A Funny Thing Happened on the Way to a Reform

Going into the presidential race, last year, Donald Trump was far from a typical Republican.

His rich man braggadocio, his prior support for abortion, and much else, put him culturally at odds with the social conservative wing of the GOP. He dared heap scorn on neoconservative foreign policy strategy, sacrosanct since Reagan on the right. He has supported many Democratic programs, not the least of which is the Gephardtian protectionism that pulled in so many moderate Democrats.

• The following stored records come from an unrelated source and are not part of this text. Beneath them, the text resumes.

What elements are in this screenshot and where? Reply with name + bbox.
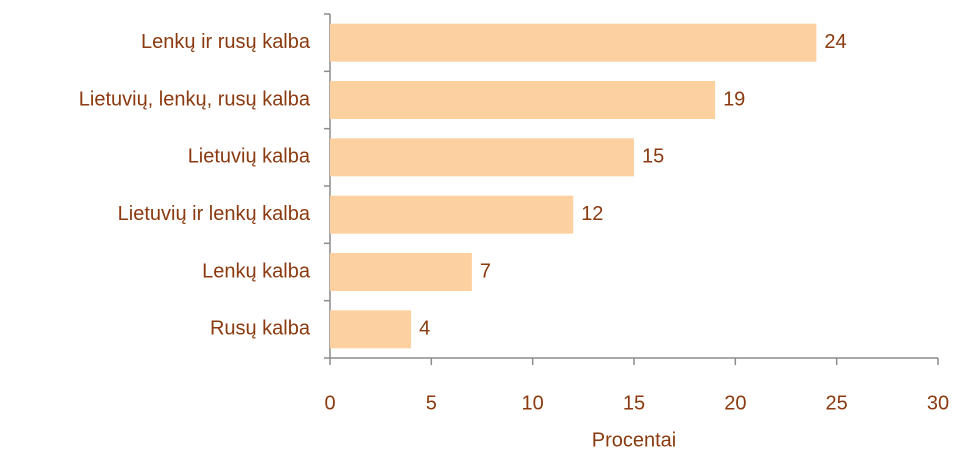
y-tick-label: Lenkų ir rusų kalba (141, 31, 311, 53)
value-label: 12 (581, 203, 603, 225)
x-tick-label: 25 (826, 392, 848, 414)
y-tick-label: Lenkų kalba (202, 260, 311, 282)
bar (330, 195, 574, 234)
x-axis-label: Procentai (592, 429, 677, 451)
value-label: 15 (642, 146, 664, 168)
value-label: 4 (419, 318, 430, 340)
x-tick-label: 5 (426, 392, 437, 414)
bar (330, 310, 412, 349)
bar (330, 81, 716, 119)
y-tick-label: Lietuvių, lenkų, rusų kalba (79, 88, 311, 110)
value-label: 19 (723, 88, 745, 110)
y-tick-label: Lietuvių ir lenkų kalba (118, 203, 311, 225)
x-tick-label: 10 (522, 392, 544, 414)
bar (330, 138, 634, 177)
x-tick-label: 15 (623, 392, 645, 414)
y-tick-label: Rusų kalba (210, 318, 311, 340)
x-tick-label: 30 (927, 392, 949, 414)
value-label: 24 (824, 31, 846, 53)
bar (330, 253, 472, 291)
bar (330, 23, 817, 62)
y-tick-label: Lietuvių kalba (188, 146, 311, 168)
value-label: 7 (480, 260, 491, 282)
x-tick-label: 20 (724, 392, 746, 414)
x-tick-label: 0 (324, 392, 335, 414)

Besides, as he has famously stated, Democrats loved him, asked him for money, and (not coincidentally) gave him praise . . . right up until he started his campaign under the Republican banner. Then he was excoriated as sexist, racist, xenophobic, Ugly Americanist. Ivanka, his eldest daughter — extraordinarily close to him — was a registered as a Democrat recently enough that she couldn’t even vote for him in the primary.

Ideologically, he has been all over the map.

So one might reasonably think he would govern as a centrist. A non-humble Jimmy Carter retread, perhaps.

But he has assembled the most conservative cabinet in our lifetime. Far more conservative than Ronald Reagan’s. Predictably, Democrats are freaking out.

Why the move “rightward”?

Well, if all the Democratic leadership plus most of the moderate Republican leadership have come out strongly against you — in high moral dudgeon — what point is there to appease them?

The cost of the Trump anathematization strategy may become all too clear in Trump’s first Hundred Days.

This is Common Sense. I’m Paul Jacob.